Lors de la sortie hier de l’épisode 6 de la série dérivée Star Wars, The Book of Boba Fett, l’opinion des fans semble divisée. Accueilli avec une approbation générale, il y a une hypothèse répandue sur les réseaux sociaux selon laquelle la recréation améliorée d’un Mark Hamill rajeuni (comparée à son apparition précédente dans la saison 2 finale de The Mandalorian en 2020) est le résultat direct de l’embauche par Industrial Light and Magic de l’artiste amateur de deepfakes Shamook (qui avait radicalement amélioré son travail avec des logiciels open source); et que les rendus du personnage doivent être une combinaison de technologie de deepfakes, peut-être nettoyée avec de la CGI.

Il y a actuellement peu de confirmation de cela, bien que Shamook n’ait rien dit au monde depuis que l’Accord de non-divulgation d’ILM est descendu. Néanmoins, le travail est une amélioration extraordinaire par rapport à la CGI de 2020; il présente certaines des caractéristiques associées aux modèles de deepfakes dérivés d’œuvres d’archives; et en général, il correspond au meilleur standard visuel actuel pour les deepfakes.

L’autre branche de l’opinion des fans est que la nouvelle tentative de “Jeune Luke” a un ensemble différent de défauts que la précédente. Peut-être de manière la plus éloquente, le manque d’expressivité et d’émotions subtiles et appropriées dans les très longues séquences mettant en scène la nouvelle recréation de Skywalker sont plus typiques des deepfakes que de la CGI; The Verge a décrit la simulation de Boba Fett en termes de « visage figé et vide de Mark Hamill en 1983 ».

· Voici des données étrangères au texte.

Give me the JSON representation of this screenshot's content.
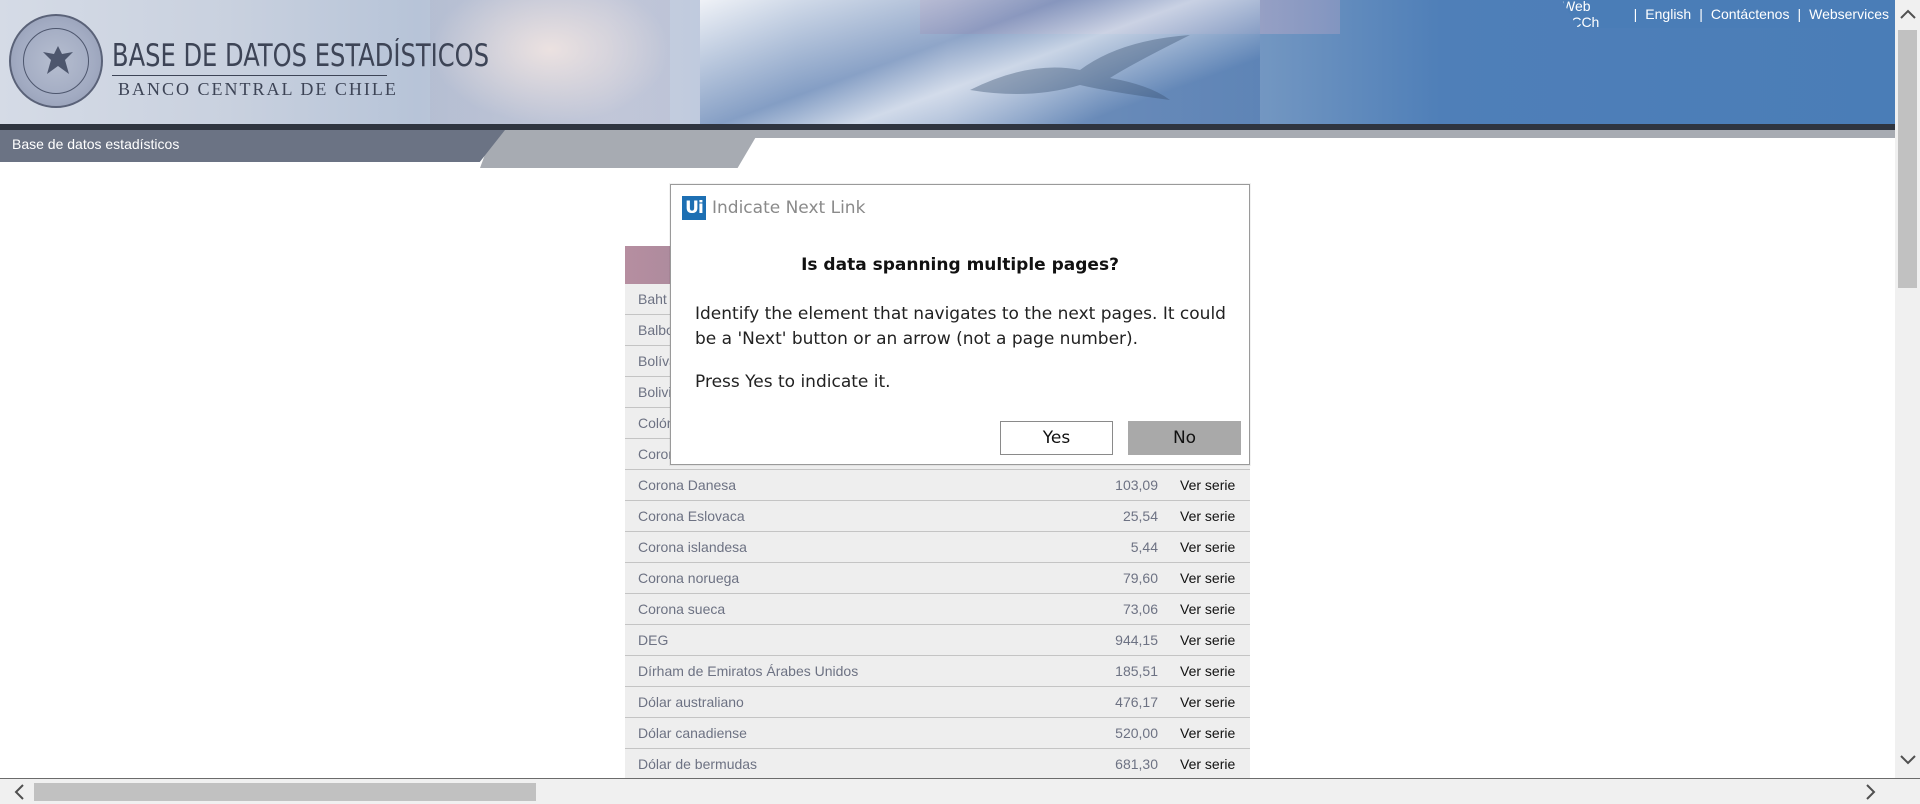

Quelle que soit la technologie derrière la nouvelle recréation d’ILM, les transformations de deepfakes ont un problème fondamental avec la subtilité des émotions qui est difficile à résoudre, soit par des changements dans l’architecture, soit par l’amélioration du matériel de formation source, et qui est généralement évité par les choix soigneux que les créateurs de deepfakes virales font lors de la sélection d’une vidéo cible.

Limitations d’alignement facial

Les deux référentiels de deepfakes FOSS les plus couramment utilisés sont DeepFaceLab (DFL) et FaceSwap, tous deux dérivés du code source anonyme et controverse de 2017, avec DFL ayant une énorme avance dans l’industrie des effets visuels, malgré son instrument limité.

Chacun de ces packages est chargé, initialement, d’extraire les repères faciaux des visages qu’il a pu identifier à partir du matériel source (c’est-à-dire les cadres de vidéos et/ou les images fixes).

Adrian Bulat's Facial Alignment Network (FAN) en action, à partir du référentiel officiel. Source: https://github.com/1adrianb/face-alignment

Le Facial Alignment Network (FAN) en action, à partir du référentiel officiel. Source: https://github.com/1adrianb/face-alignment

Les deux DFL et FaceSwap utilisent la Facial Alignment Network (FAN) library. FAN peut créer des repères 2D et 3D (voir image ci-dessus) pour les visages extraits. Les repères 3D peuvent prendre en compte de manière extensive l’orientation perçue du visage, jusqu’à des profils extrêmes et des angles relativement aigus.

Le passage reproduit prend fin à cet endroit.